You could argue for hours about which Gene Hackman performance was his greatest. His subtle unravelling in The Conversation, his slow thawing in Night Moves, and his casual menace in Unforgiven all constitute some of his most impressive moments as an actor. You could even throw in his performance as the eccentric patriarch of a troubled family in Wes Anderson’s The Royal Tenenbaums. But no discussion would be complete without the film that announced his talents like no other – William Friedkin’s The French Connection.

The 1971 thriller sees Hackman play Popeye Doyle, a narcotics detective in New York who was based on the real-life lawman-turned-actor Eddie Egan. Doyle’s entire existence revolves around catching his quarry. His obsession is so intense that it blurs the line between hero and villain, and as he gets closer and closer to catching a gang of drug smugglers, he becomes more erratic, violent, and unhinged than ever.

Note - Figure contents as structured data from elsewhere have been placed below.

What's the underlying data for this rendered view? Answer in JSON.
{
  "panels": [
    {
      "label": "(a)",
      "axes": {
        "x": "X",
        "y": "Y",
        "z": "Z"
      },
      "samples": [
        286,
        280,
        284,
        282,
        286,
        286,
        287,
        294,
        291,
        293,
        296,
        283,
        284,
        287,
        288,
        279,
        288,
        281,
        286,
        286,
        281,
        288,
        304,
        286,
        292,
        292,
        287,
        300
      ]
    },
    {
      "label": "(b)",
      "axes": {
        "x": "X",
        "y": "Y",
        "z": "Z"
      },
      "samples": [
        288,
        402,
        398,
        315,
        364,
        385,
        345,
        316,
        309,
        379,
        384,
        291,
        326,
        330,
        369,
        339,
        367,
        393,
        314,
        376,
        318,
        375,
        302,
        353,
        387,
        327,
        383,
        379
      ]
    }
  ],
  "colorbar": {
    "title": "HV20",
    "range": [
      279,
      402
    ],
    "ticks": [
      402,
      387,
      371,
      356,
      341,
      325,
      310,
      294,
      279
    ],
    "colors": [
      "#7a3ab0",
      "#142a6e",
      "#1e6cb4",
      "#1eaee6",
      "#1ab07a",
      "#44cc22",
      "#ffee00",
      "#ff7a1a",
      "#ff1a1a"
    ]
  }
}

Hackman won his first Oscar for the role and was instantly marked as one of Hollywood’s greatest actors. His ability to play an irredeemable character without completely losing the audience’s sympathy was a balancing act that almost no other movie star could have accomplished. Either they would have come across as loveable rogues, or they would have been all-out villains. Hackman found the in-between.

Although he seems so at one with the role that it’s hard to believe he was even acting, Hackman struggled with the brutality of the character. When Friedkin sent him out on patrol with Egan to see what the inspiration for Doyle was like, he wasn’t happy with what he witnessed and wanted to change things up a bit.

“He felt that Egan was just a racist,” Friedkin said in a 2016 interview, “And he didn’t want to go there.” The director acknowledged that this was a deeply held sentiment for Hackman. The actor had grown up in a small town where the Ku Klux Klan was prominent, and he despised racism. But the director wanted to get the full spectrum of the character that heenvisioned, and he was determined to win the day.

“I knew I had to get him angry,” Friedkin said, explaining that whenever they’d do a take and the actor “wouldn’t go the distance,” he’d berate him, saying, “‘Oh, Jesus Christ. Are you kidding me?! Pal, you better get a day job.'” It did the trick. In fact, it worked a little too well, because Hackman quit on the second day of shooting and had to be cajoled into continuing by his agent.

“I would get his anger to a point where he would finish a take filled with rage and then walk off the set for the rest of the day,” the director said. “And that’s exactly what I wanted.”

Eventually, he said, Hackman understood the level of anger that the character was meant to carry around with him into every interaction, which helped him accept Doyle’s racism as part of a larger pattern in the way he related to the people around him. It all added up to a fearsome and magnetic performance that was a high point of Hackman’s prolific career.